Ha dicho Tomás Sánchez Santiago que su último libro, ‘Años de mayor cuantía’ (Eolas), no es exactamente unas memorias. Incluso lo subtitula con una explicación entre corchetes que añade: «Memoria y fábula». Tal vez ha querido ser honesto y reconocer que hay partes puestas por la inventiva, quizá le atacase el rubor al encontrar los recuerdos hechos letra en las páginas aún tiernas del papel recién impreso; pero lo cierto es que al leer esas páginas uno piensa lo mismo: que no son unas memorias suyas sino las memorias de todos.
El libro que acaba de alzarse con el premio nacional Tigre Juan en Oviedo –destacando entre 87 obras ya editadas– es, en efecto, una composición colectiva en la que hablan los que vivieron las historias recogidas en el texto y se las contaron al autor, una galería de personajes que caminan con la novela de sus vidas a cuestas, sobre todo historias que no iban a tener historia hasta que las ha recogido su pluma.
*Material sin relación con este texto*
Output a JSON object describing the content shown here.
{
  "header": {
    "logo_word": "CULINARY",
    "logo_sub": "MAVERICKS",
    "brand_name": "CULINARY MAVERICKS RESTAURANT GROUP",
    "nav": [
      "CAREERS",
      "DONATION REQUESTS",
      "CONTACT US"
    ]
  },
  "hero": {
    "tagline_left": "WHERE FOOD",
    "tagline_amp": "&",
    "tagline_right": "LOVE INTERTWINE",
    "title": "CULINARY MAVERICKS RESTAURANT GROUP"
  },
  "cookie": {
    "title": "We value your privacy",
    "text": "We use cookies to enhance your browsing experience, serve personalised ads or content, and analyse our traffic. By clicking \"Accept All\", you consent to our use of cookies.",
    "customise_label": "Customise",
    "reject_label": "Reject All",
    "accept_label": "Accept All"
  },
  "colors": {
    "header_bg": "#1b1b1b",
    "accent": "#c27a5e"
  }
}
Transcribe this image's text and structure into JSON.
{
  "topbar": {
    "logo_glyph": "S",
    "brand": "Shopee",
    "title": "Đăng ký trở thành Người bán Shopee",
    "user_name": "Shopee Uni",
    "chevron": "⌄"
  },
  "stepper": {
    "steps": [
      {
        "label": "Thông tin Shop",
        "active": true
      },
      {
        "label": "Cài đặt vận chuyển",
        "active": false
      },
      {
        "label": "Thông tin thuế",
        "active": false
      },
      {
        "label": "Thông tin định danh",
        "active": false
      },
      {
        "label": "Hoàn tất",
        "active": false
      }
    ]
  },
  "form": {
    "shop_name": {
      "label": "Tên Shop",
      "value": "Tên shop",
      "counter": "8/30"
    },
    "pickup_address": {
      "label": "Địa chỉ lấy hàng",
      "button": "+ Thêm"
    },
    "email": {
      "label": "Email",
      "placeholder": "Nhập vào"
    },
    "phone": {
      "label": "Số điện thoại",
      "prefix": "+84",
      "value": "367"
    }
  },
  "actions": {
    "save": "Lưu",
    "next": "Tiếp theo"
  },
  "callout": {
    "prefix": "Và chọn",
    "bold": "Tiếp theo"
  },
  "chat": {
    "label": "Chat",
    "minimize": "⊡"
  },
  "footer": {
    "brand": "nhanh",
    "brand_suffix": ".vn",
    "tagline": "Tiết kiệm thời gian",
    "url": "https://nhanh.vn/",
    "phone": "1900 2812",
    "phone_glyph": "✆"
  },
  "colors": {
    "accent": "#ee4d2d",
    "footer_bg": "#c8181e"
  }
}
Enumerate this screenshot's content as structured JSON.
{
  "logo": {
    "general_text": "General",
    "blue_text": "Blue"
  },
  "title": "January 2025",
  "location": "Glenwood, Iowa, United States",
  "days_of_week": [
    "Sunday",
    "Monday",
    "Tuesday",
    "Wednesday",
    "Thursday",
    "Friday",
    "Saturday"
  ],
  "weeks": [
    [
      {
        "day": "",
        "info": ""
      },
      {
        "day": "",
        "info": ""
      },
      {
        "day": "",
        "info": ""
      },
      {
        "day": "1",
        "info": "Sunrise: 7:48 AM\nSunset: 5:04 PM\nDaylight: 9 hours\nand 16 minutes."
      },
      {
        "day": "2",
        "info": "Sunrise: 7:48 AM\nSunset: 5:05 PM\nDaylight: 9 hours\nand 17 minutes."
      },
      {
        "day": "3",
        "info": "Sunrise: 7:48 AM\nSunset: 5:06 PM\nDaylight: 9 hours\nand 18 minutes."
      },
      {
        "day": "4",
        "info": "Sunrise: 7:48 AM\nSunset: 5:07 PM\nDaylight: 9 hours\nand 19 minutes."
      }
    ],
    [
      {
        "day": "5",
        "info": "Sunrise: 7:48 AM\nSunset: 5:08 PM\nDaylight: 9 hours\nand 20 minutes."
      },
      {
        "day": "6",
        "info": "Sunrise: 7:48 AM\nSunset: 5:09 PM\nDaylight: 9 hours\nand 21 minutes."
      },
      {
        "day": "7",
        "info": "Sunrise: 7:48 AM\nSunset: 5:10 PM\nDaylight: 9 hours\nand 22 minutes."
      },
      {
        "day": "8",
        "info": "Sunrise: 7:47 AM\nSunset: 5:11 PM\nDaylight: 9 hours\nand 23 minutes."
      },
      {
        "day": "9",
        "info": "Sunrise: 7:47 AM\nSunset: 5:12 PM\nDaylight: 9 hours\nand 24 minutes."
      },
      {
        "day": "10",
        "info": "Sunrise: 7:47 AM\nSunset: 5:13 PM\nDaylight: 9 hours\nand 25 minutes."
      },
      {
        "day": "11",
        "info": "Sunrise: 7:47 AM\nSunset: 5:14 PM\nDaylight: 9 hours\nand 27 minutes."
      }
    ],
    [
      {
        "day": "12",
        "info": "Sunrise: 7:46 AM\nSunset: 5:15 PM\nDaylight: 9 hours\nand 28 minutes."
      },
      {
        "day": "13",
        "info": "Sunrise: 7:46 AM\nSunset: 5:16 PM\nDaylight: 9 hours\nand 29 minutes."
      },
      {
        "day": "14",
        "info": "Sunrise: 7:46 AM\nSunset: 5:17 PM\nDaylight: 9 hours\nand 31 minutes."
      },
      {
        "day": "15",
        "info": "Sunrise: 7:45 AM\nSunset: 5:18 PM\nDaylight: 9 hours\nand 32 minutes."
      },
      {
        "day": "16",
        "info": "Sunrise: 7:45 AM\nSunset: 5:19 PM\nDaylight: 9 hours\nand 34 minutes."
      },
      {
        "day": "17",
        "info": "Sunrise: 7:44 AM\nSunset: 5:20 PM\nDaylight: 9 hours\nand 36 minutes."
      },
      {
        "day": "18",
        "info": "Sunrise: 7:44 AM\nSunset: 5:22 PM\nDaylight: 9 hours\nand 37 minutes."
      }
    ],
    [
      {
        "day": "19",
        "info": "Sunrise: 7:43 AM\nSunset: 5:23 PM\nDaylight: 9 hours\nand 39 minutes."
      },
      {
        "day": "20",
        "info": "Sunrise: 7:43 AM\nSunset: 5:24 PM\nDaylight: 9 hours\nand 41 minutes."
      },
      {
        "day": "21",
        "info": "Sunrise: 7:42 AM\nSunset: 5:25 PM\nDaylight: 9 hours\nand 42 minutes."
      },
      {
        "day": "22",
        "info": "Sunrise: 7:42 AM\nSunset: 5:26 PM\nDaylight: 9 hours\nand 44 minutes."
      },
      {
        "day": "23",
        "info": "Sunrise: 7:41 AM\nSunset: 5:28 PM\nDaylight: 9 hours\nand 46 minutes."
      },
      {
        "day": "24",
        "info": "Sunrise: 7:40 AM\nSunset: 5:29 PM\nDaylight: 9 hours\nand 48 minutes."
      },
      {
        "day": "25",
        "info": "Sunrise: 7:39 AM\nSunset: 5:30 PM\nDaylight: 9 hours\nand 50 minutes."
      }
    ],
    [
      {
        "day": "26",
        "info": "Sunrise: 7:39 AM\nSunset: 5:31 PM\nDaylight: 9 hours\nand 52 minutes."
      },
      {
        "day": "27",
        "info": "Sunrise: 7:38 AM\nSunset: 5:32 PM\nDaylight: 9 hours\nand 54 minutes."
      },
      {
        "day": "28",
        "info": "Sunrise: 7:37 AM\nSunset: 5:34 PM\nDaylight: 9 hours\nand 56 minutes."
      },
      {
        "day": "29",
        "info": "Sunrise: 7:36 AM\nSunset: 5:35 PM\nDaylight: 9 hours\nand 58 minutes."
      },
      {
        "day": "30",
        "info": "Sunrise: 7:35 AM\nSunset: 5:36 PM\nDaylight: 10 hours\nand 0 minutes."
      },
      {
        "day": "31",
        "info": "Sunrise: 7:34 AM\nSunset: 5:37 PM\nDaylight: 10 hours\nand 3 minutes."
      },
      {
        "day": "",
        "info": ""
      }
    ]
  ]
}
El escritor busca entre los restos del tiempo, que son los de su memoria, para salvar lo que ha existido y desaparece haciéndolo literatura, aunque la literatura también se olvide.
Los indefensos, los locos cotidianos, los tontos que marchaban detrás de los desfiles, aquel que abrazaba a la gente por la calle sin motivo, los inquilinos del frenopático que le dibujaban semanalmente jeroglíficos para que los resolviera, la convivencia hospitalaria con un enfermo de cama a cama… Y los relatos con la franca sinceridad de los hechos, a salvo de maniqueísmos: El maestro republicano estrangulado en los baños del casino y al mismo tiempo el cadáver tiroteado con el rosario de católico metido en la boca; o aquel a quien querían matar los de los dos bandos, en la guerra fratricida nuestra, por ir a misa y por contratar a la vez obreros anarquistas…
Todo el libro se despliega como un gran documento de la vida en provincias durante una prolongadísima, gris y plomiza postguerra, llena de relatos orales.
Es Tomás Sánchez Santiago un escritor de las cosas pequeñas que se agigantan en sus letras. Su premio se lo dan a un amante de la literatura y de la vida, a dos, contando al editor del libro, el incombustible Héctor Escobar, con cuya energía se podrían cargar las baterías de docenas de escritores decaídos; pero sobre todo se lo dan –en un tiempo en el que se editan tantas tonterías– a la literatura misma.